Die Hotspots sind erst der Anfang
Die Wahrheit liegt wohl irgendwo in der Mitte. Und die Wahrheit ist auch: Die Hotspots sind medial zwar sehr präsent, aber nicht das einzige Problem. Obwohl die Migrantenströme nach Italien spätestens mit dem Sturz des libyschen Machthabers Muammar al-Gaddafi 2011 stark angewachsen sind, ist die Flüchtlingspolitik des Landes weiterhin unstrukturiert. "Die Regierung behandelt das Thema Migration noch immer wie eine Notsituation", sagt etwa Kardinal Francesco Montenegro, zu dessen Erzdiözese Agrigent auch die "Flüchtlingsinsel" Lampedusa gehört. Solange das so sei, blieben klarere Gesetze aus und könne Integration kaum gelingen. Erst in diesem Jahr hat der Staat etwa ein erstes offizielles Integrationsprogramm für anerkannte Flüchtlinge eingeführt. Noch Ende 2016 waren rund 132.000 Asylbewerber in Notunterkünften untergebracht. 15.000 Menschen lebten in Erstaufnahmeeinrichtungen und weitere 30.000 in Anschlussunterbringungen.
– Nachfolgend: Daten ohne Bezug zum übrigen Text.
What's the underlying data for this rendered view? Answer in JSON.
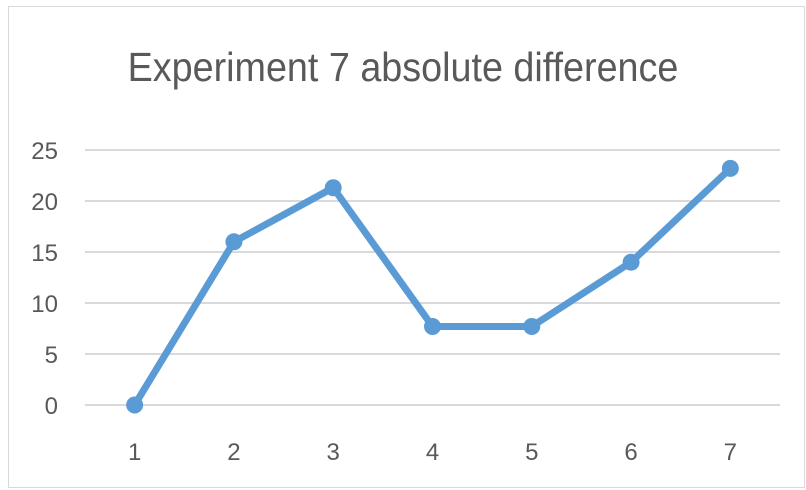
{
  "chart_data": {
    "type": "line",
    "title": "Experiment 7 absolute difference",
    "xlabel": "",
    "ylabel": "",
    "categories": [
      "1",
      "2",
      "3",
      "4",
      "5",
      "6",
      "7"
    ],
    "series": [
      {
        "values": [
          0,
          16,
          21.3,
          7.7,
          7.7,
          14,
          23.2
        ]
      }
    ],
    "ylim": [
      0,
      25
    ],
    "yticks": [
      "0",
      "5",
      "10",
      "15",
      "20",
      "25"
    ],
    "grid": "horizontal",
    "legend": "none",
    "colors": {
      "line": "#5b9bd5",
      "grid": "#d9d9d9",
      "text": "#595959"
    }
  }
}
Die Kirche versucht – ähnlich wie in Deutschland – auch in Italien ihren Beitrag zu leisten. Etwa 20 Prozent aller Flüchtlinge im Land werden von kirchlichen Einrichtungen wie der Caritas und anderen Hilfsorganisationen betreut. Eine kleine Zahl ist direkt in den Pfarreien und Gemeinden vor Ort untergebracht. Rund 25 Prozent der anfallenden Kosten trägt die Kirche selbst. Das restliche Geld kommt aus staatlichen Zuschüssen. Wenn es denn kommt. So berichten etwa die Verantwortlichen des "Istituto Salesiano Sacro Cuore", eines Aufnahmezentrums für minderjährige Flüchtlinge, dass die Gelder seit März ausbleiben. Das Personal bleibt trotzdem. Es ist ihnen eine Herzensangelegenheit, wie sie beteuern.
Erzbischof Heße hat am Ende seines Besuchs auf Sizilien "den Eindruck, dass der italienische Staat an seine Kapazitätsgrenzen kommt". Was das für die Flüchtlinge bedeutet, weiß auch in Italien selbst kaum jemand. Finanzielle Unterstützung seitens des Staates erhalten sie nur kurze Zeit. Frauen werden danach häufig in der Zwangsprostitution gezwungen, die jungen Männer oft als billige Arbeitskräfte ausgebeutet, etwa bei der Tomatenernte oder als Tellerwäsche. Wer sich über die 25 Euro Tageslohn beschwert, der wird erpresst. Denn Schwarzarbeit ist natürlich auch in Italien verboten.
"Ich würde gerne hier in Italien bleiben und in meinem alten Beruf als Schneider arbeiten", sagt Lamin aus dem Hotspot in Pozzallo. Wie und wohin es für ihn konkret weiter geht, wenn er das Registrierungszentrum bald verlassen wird, das weiß er aber nicht. Genauso wenig wie der Staat. Doch Lamin klammert sich an seinen Traum – von Freiheit und Wohlstand in Europa. Hoffentlich stirbt der Traum nicht.